17 anni, un tempo fruttuoso in cui il Salone, da quella felice intuizione targata 2004, ha saputo progressivamente aprirsi al dialogo e alla collaborazione con il territorio, un unicum tra le bookfair. Non solo con le istituzioni che lo amministrano, ma con le diverse realtà culturali che operano tutto l’anno, non sempre sotto la luce dei riflettori, alla promozione del libro e della lettura, della cultura in senso lato. Ma soprattutto con le persone che lo abitano, con un’attenzione particolare alle periferie. Anche quest’anno il Salone Off sarà la festa dei libri con gli autori: centinaia di appuntamenti, incontri con autori, reading, letture, proiezioni cinematografiche, concerti, spettacoli teatrali, laboratori per bambini, mostre, seminari, dibattiti, dj set, workshop. Più di 200 i luoghi: 8 le circoscrizioni coinvolte, oltre 20 i comuni, sia dell’area metropolitana che della Regione Piemonte per una rassegna diffusa. Il Salone Off raggiungerà biblioteche, librerie, teatri, ex fabbriche, circoli, locali, strade e piazze, case del quartiere, musei, gallerie, cimiteri, ospedali, caffè storici e non, esercizi e centri commerciali, botteghe, parchi e giardini, carceri, stazioni della metropolitana.

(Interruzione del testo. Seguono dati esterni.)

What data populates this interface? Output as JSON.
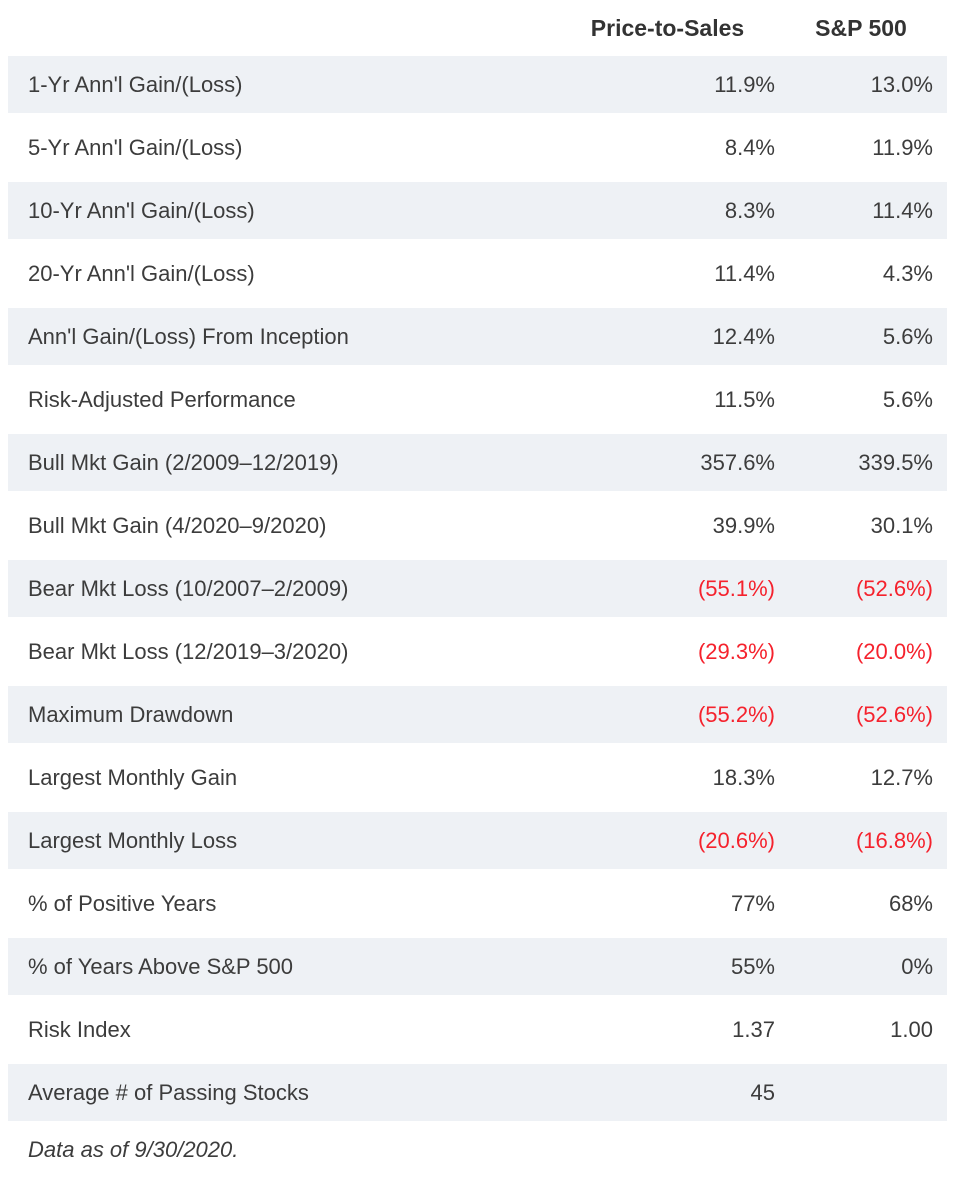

Torna Pagine in corsia, che alla sua quarta edizione si amplierà per numero di strutture ospedaliere partecipanti. Le sale di attesa, i reparti e gli atrii di alcuni ospedali e residenze per anziani offriranno momenti di lettura ad alta voce ai pazienti in attesa, ai ricoverati e ai loro famigliari.  Un progetto realizzato con Biblioteche Civiche Torinesi, grazie ai Volontari per la lettura della Fondazione Circolo dei lettori e del Servizio civile nazionale, dei volontari civici e del progetto Senior Civico della Città di Torino e di quelli dell'Associazione Coordinamento Para-tetraplegici del Piemonte. Confermata Voltapagina, l’iniziativa che dal 2007 porta gli scrittori nelle carceri di Torino e del Piemonte. Un progetto di impegno civile e sociale, che vede da quattordici anni i detenuti delle strutture penitenziarie leggere e approfondire i libri degli autori del Salone, che poi incontreranno in un momento di condivisione aperto al pubblico esterno. Anche quest’anno il progetto riunirà nel nome del libro quasi tutti gli istituti penali piemontesi, senza dimenticare la collaborazione consolidata negli anni con il Premio letterario nazionale “Emanuele Casalini” riservato ai detenuti.